Ankara cumhuriyet Başsavcılığı tarafından başlatılan bir soruşturma kapsamında 25 Ekim’de 9 kentte yapılan ev baskınları ile gözaltına alınan Mezopotamya Ajansı (MA) ve JINNEWS muhabirlerinden 9’u tutuklandı. 8 Haziran’da da Diyarbakır Cumhuriyet Başsavcılığının başlattığı bir soruşturma kapsamında Amed merkezli yapılan ev baskınlarında 16 gazeteci tutuklanmıştı. Gazetecilerin tutuklanma gerekçelerinin arasında, yaptıkları haberler, haber kaynaklarıyla görüşmeleri ve gazetecilik faaliyetleri bulunuyor. Tutuklanan gazetecilerle ilgili şimdiye kadar herhangi bir iddianamenin hazırlanmamış olması ve tutuklamanın keyfi gerekçelerle sürdürülüyor olması kamuoyunda tepkilere neden olmaya devam ediyor.
Avrupa Basın ve Medya Özgürlüğü Merkezi (European Centre for Press and Media Freedom - ECPMF) Medya Özgürlüğü Acil Müdahale Koordinatörü Gürkan Özturan, Türkiye'de basın özgürlüğü konusunda yaşanan ihlalleri ve özgür basın üzerindeki baskıya dayalı politikalarla tutuklama operasyonlarını değerlendirdi.

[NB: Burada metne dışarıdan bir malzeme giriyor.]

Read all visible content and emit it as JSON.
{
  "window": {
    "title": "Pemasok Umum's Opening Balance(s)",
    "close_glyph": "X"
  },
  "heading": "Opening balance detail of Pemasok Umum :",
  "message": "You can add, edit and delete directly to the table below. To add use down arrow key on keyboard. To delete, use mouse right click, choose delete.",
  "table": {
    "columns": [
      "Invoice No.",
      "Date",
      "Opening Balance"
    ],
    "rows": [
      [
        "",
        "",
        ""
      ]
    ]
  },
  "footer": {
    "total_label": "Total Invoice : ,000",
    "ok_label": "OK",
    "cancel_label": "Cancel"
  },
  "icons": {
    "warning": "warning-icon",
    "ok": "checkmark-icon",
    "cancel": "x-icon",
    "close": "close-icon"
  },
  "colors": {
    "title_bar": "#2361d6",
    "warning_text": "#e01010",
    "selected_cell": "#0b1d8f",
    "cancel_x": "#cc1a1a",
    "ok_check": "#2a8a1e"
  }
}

‘Sansür yasası büyük riskler barındırıyor’
ECPMF adına konuşan Gürkan, öncelikle yasalaşan sansür yasasının barındırdığı risklere ilişkin kurum olarak değerlendirmelerini paylaşarak, “Medya üzerinde bir sansür mekanizması işletilmesinin yanı sıra birçok risk daha bulunuyor. Örneğin, torba yasanın bir maddesi, Türkiye yurttaşı olsun ya da olmasın, ülkede bulunan ve dijital bir bağlantıyla etkileşime giren tüm kullanıcıların verilerini gerçek zamanlı olarak izleme olanağına sahip bir yapının, yaz aylarında BTK skandalı ile ortaya çıkan gözetim uygulamalarını yasal dayanak sağlayarak hukuk dışı bu uygulamalara meşruiyet sağlıyor. Daha önce ABD seçimleri sürecinde Facebook’un karışmış olduğu Cambridge Analytica skandalı düşünülecek olursa, aslında bu yasanın ne kadar büyük bir risk barındırdığını görmek mümkün olacak” dedi.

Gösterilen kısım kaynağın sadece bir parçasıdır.